The Coupe and Convertible were the standard Corvettes, with 430 hp output and all the conveniences of a modern car, including available Bluetooth on some models, a choice of 6-speed manual or automatic transmission, and available leather interior. The Grand Sport was also available as both a coupe and convertible, though the coupe received a few performance upgrades over the soft-top, including a dry-sump oil system when equipped with the 6-speed manual transmission, plus the upgraded brakes and flared fenders that both variants get. The Corvette Z06 upped the performance ante with extensive use of carbon-fiber body panels and components, an aluminum frame, and a 505-hp engine. The ZR1 was king of the hill, its massive power output combined with Brembo ceramic carbon brakes, visible carbon fiber weave components, and a 205-mph top speed. Despite huge power and impressive performance figures, the brawny engines and tall gears in the Corvette enable it to achieve up to 26 mpg on the highway.

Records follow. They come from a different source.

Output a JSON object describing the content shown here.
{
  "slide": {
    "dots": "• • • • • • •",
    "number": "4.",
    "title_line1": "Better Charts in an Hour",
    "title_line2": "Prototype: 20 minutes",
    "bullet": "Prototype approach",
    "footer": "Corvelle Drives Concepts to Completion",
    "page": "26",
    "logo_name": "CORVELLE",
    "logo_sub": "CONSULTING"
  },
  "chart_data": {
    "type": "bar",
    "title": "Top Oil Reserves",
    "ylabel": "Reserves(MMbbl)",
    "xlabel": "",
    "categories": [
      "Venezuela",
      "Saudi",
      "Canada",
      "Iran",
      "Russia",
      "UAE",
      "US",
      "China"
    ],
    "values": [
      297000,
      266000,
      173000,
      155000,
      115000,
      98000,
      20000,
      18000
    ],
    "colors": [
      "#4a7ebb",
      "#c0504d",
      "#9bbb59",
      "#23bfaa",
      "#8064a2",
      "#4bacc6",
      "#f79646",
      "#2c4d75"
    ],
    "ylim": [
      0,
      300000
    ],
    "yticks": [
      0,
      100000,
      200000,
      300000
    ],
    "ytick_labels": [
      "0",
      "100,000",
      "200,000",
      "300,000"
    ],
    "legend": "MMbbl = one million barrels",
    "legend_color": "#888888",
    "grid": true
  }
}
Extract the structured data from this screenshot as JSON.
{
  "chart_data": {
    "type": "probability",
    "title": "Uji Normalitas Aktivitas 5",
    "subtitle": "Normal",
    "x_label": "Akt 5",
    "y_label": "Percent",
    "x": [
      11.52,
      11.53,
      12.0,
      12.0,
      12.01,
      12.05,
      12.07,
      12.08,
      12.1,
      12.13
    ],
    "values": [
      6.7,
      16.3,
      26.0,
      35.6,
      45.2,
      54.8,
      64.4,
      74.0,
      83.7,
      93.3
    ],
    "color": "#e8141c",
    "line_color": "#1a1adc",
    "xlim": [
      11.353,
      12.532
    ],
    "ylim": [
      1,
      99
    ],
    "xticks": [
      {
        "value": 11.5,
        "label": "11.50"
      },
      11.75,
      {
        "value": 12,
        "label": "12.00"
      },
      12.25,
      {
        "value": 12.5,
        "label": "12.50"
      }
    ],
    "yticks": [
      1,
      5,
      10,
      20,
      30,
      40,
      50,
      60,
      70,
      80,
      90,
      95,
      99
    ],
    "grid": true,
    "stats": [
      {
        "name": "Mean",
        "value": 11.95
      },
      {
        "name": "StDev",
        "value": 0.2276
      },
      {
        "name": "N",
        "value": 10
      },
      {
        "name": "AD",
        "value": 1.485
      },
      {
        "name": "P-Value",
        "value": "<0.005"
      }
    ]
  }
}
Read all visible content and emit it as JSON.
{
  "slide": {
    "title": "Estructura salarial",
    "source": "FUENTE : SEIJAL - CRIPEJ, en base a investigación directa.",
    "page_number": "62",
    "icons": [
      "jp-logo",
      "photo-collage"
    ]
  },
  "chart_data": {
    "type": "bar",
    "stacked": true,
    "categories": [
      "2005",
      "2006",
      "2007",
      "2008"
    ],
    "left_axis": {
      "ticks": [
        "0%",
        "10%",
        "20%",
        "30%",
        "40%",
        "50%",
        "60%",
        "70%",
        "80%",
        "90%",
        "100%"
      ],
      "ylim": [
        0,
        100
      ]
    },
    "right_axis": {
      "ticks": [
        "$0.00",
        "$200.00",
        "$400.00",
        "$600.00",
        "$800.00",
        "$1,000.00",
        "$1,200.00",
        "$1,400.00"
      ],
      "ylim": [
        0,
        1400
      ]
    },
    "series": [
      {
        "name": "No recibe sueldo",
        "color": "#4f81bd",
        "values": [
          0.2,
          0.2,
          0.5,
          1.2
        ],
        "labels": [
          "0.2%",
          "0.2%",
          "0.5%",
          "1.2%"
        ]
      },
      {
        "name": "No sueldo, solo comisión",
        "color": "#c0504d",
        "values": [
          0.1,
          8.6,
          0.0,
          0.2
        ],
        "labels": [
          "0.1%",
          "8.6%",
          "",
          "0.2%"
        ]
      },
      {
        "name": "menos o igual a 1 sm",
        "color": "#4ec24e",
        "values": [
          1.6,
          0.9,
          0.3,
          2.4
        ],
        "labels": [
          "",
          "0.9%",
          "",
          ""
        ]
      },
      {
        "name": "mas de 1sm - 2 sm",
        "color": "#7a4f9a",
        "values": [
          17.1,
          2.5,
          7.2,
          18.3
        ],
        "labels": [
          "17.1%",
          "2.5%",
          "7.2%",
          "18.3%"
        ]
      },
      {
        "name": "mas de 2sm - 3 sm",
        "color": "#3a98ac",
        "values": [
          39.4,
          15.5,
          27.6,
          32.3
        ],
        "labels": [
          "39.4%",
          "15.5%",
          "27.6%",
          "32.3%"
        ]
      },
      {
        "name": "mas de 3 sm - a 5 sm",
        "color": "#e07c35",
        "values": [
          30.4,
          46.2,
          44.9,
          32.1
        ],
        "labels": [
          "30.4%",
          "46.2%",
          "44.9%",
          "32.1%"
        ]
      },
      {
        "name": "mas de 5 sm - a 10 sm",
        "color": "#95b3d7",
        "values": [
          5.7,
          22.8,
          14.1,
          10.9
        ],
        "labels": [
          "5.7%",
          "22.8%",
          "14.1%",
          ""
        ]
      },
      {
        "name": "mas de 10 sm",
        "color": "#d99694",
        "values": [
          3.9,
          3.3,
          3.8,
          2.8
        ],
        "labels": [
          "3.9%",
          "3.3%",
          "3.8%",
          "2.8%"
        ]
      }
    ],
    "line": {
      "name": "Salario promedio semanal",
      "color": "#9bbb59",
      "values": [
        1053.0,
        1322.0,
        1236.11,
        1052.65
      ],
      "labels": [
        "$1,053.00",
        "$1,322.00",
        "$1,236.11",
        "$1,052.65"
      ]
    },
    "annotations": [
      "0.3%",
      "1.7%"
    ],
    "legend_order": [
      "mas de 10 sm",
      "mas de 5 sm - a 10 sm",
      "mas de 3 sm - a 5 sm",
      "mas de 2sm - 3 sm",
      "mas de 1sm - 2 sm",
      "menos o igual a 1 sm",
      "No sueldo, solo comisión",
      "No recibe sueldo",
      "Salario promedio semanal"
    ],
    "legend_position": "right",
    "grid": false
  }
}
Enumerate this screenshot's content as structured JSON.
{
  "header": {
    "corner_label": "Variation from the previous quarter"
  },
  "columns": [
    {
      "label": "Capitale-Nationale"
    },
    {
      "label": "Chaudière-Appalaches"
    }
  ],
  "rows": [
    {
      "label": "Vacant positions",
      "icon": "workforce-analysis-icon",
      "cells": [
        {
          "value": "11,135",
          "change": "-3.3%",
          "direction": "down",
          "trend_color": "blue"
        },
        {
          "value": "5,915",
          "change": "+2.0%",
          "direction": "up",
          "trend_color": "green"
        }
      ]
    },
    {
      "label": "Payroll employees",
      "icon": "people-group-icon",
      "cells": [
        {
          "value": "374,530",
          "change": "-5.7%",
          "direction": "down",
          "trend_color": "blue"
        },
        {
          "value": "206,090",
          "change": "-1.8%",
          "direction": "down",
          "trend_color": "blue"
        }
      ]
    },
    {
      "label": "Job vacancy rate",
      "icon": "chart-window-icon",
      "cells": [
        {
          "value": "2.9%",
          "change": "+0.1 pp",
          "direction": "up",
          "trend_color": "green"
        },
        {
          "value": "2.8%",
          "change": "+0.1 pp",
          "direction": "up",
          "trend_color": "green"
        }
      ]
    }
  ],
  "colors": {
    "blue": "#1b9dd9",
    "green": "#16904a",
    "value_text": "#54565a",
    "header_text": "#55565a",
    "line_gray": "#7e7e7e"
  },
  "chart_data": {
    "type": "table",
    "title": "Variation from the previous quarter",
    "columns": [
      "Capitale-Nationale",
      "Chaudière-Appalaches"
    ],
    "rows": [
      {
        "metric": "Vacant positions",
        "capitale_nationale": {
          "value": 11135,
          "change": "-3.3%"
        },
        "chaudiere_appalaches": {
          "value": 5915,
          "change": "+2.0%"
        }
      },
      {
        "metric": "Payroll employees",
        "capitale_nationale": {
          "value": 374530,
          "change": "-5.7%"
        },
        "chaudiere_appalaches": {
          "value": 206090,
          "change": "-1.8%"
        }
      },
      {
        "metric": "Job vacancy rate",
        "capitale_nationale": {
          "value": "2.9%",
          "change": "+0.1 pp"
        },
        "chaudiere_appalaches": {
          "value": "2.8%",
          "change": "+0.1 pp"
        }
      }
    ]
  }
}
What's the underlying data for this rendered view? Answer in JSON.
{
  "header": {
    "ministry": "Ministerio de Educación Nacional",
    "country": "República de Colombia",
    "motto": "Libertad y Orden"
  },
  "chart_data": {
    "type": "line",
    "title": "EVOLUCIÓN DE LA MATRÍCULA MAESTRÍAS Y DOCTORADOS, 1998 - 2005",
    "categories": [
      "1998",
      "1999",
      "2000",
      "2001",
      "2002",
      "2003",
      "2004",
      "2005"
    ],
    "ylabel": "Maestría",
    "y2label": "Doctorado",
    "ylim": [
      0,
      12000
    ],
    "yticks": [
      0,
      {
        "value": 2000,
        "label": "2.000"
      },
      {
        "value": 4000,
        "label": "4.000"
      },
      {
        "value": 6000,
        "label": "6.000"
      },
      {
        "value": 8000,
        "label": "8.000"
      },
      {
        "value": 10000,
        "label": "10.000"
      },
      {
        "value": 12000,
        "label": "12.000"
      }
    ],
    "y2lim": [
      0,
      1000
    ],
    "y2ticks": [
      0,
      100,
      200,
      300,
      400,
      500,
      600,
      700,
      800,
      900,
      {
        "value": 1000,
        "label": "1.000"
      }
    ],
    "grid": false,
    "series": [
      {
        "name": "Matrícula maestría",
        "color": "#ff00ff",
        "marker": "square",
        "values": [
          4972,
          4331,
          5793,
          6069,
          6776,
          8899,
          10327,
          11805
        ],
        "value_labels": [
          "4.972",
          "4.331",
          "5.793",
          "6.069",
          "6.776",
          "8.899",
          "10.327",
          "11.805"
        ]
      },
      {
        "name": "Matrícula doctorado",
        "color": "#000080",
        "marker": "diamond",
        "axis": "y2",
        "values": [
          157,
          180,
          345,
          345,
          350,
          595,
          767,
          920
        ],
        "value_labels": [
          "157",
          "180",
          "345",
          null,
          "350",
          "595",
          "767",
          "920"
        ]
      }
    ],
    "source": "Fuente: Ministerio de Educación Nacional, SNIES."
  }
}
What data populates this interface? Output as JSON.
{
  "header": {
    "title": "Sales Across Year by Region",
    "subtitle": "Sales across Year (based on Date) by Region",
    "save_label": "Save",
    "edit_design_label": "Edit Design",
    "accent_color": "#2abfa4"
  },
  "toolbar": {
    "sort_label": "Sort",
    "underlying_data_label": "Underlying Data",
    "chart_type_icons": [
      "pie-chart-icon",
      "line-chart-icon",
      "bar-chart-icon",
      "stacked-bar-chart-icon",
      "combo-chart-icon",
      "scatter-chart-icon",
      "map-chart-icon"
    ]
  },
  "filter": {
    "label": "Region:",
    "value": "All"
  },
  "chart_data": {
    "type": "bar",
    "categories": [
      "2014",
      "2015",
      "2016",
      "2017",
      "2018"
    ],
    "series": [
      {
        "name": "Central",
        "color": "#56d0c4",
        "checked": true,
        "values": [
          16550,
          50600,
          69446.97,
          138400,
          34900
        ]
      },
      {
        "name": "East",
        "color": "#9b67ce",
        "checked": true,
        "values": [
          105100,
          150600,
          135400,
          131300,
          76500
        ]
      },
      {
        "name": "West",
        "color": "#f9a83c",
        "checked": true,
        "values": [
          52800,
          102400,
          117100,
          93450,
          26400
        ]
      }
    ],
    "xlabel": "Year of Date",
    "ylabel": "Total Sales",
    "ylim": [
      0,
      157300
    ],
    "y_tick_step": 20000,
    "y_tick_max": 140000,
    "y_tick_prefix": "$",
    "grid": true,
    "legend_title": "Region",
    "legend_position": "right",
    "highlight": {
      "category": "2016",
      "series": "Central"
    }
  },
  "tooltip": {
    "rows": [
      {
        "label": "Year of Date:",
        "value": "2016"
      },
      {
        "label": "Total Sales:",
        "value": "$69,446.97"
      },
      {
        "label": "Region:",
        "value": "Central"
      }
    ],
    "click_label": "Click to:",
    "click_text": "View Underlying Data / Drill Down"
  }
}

While 2012 brought no major changes to the Corvette range, an updated interior, some new technology packages, and a selection of new exterior paint colors enhanced the offerings. The Corvette's high-performance Z06 and ZR1 models received updated performance packages as well. For the 2013 model year, a new 427 Convertible Collector Edition was added, pairing the Z06's LS7 V-8 engine with a Corvette Convertible body and unique 60th Anniversary touches. A 60th Anniversary Package was offered on all 2013 model Corvettes, adding a special touch to celebrate six decades of the nameplate. The sixth-generation (C6) Corvette set new benchmarks for the capabilities of a relatively affordable street-legal sports car, while its successor would take performance to even higher levels.